Dismantling the bull case. What structurally breaks the model: Karman doesn't sell to end customers — it sells through primes into government-funded programs, so its revenue is doubly derivative: a prime can in-source, a program can be cut, and an appropriation can slip (Golden Dome already stalled at OMB ). Revenue concentration: "no single program >12%" sounds diversified, but the growth is concentrated in a handful of marquee missile/hypersonic/Golden-Dome programs whose funding is political.
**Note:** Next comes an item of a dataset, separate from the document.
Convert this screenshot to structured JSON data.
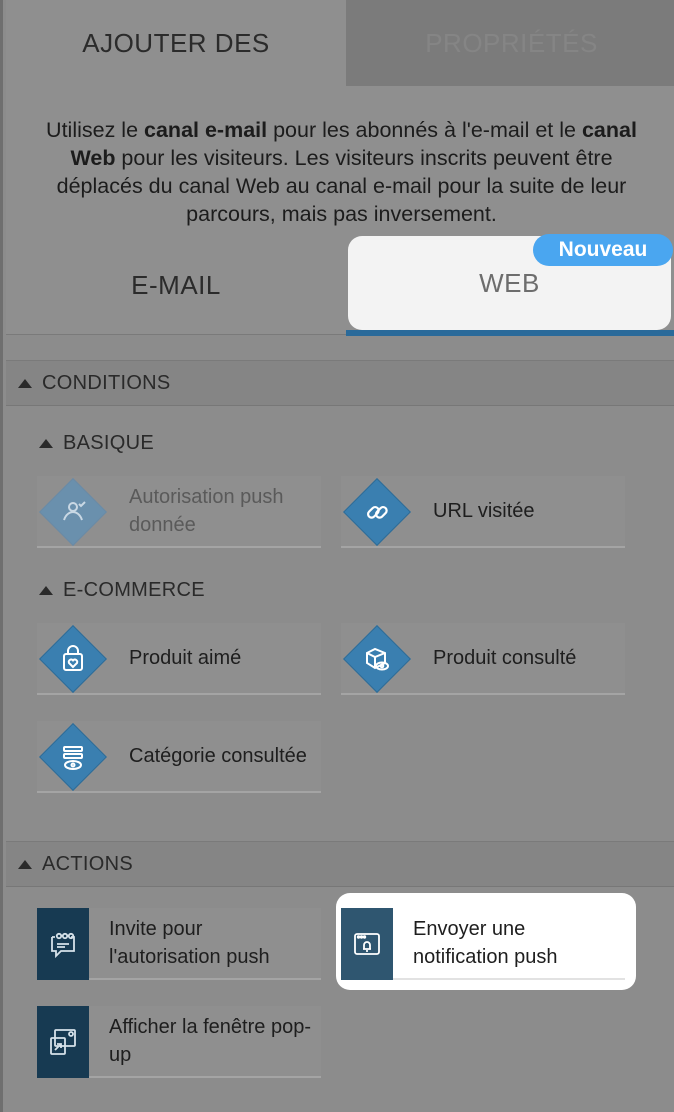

Why the moat may be weaker than bulls think: spec-lock protects legacy content, but the high-growth next-gen wins are recompeted and Karman is the incumbent subsystem shop, not the prime — its pricing power is capped by FAR/cost-plus economics, not TransDigm-style sole-source-to-a-commercial-aftermarket pricing. Most dangerous competitor bulls underestimate: not another small shop, but the primes themselves vertically integrating (and well-funded new defense entrants), eroding the "buy" side of make-vs-buy. Worst capital-allocation / governance: a PE sponsor (Trive) that built the platform on debt, IPO'd it, and is selling into the public while leaving a 133M-share company with an unremediated material weakness and an ISP earnout it already missed. Assumptions that must hold for today's price: (i) ~30% Adj-EBITDA margins survive integration; (ii) backlog converts to cash, not just contract assets; (iii) Golden Dome funds roughly on schedule; (iv) rates don't rise. If growth disappoints 20–30%: at ~34x forward with 2.1x leverage, a deceleration to ~20% with flat margins re-rates it toward ~25x on lower EBITDA — another 30–40% downside from $49.58 is entirely plausible. Single permanent-impairment scenario: an EAC restatement tied to the material weakness, on a levered balance sheet, during a Golden Dome funding pause — low-probability, high-severity, and the one that would break it.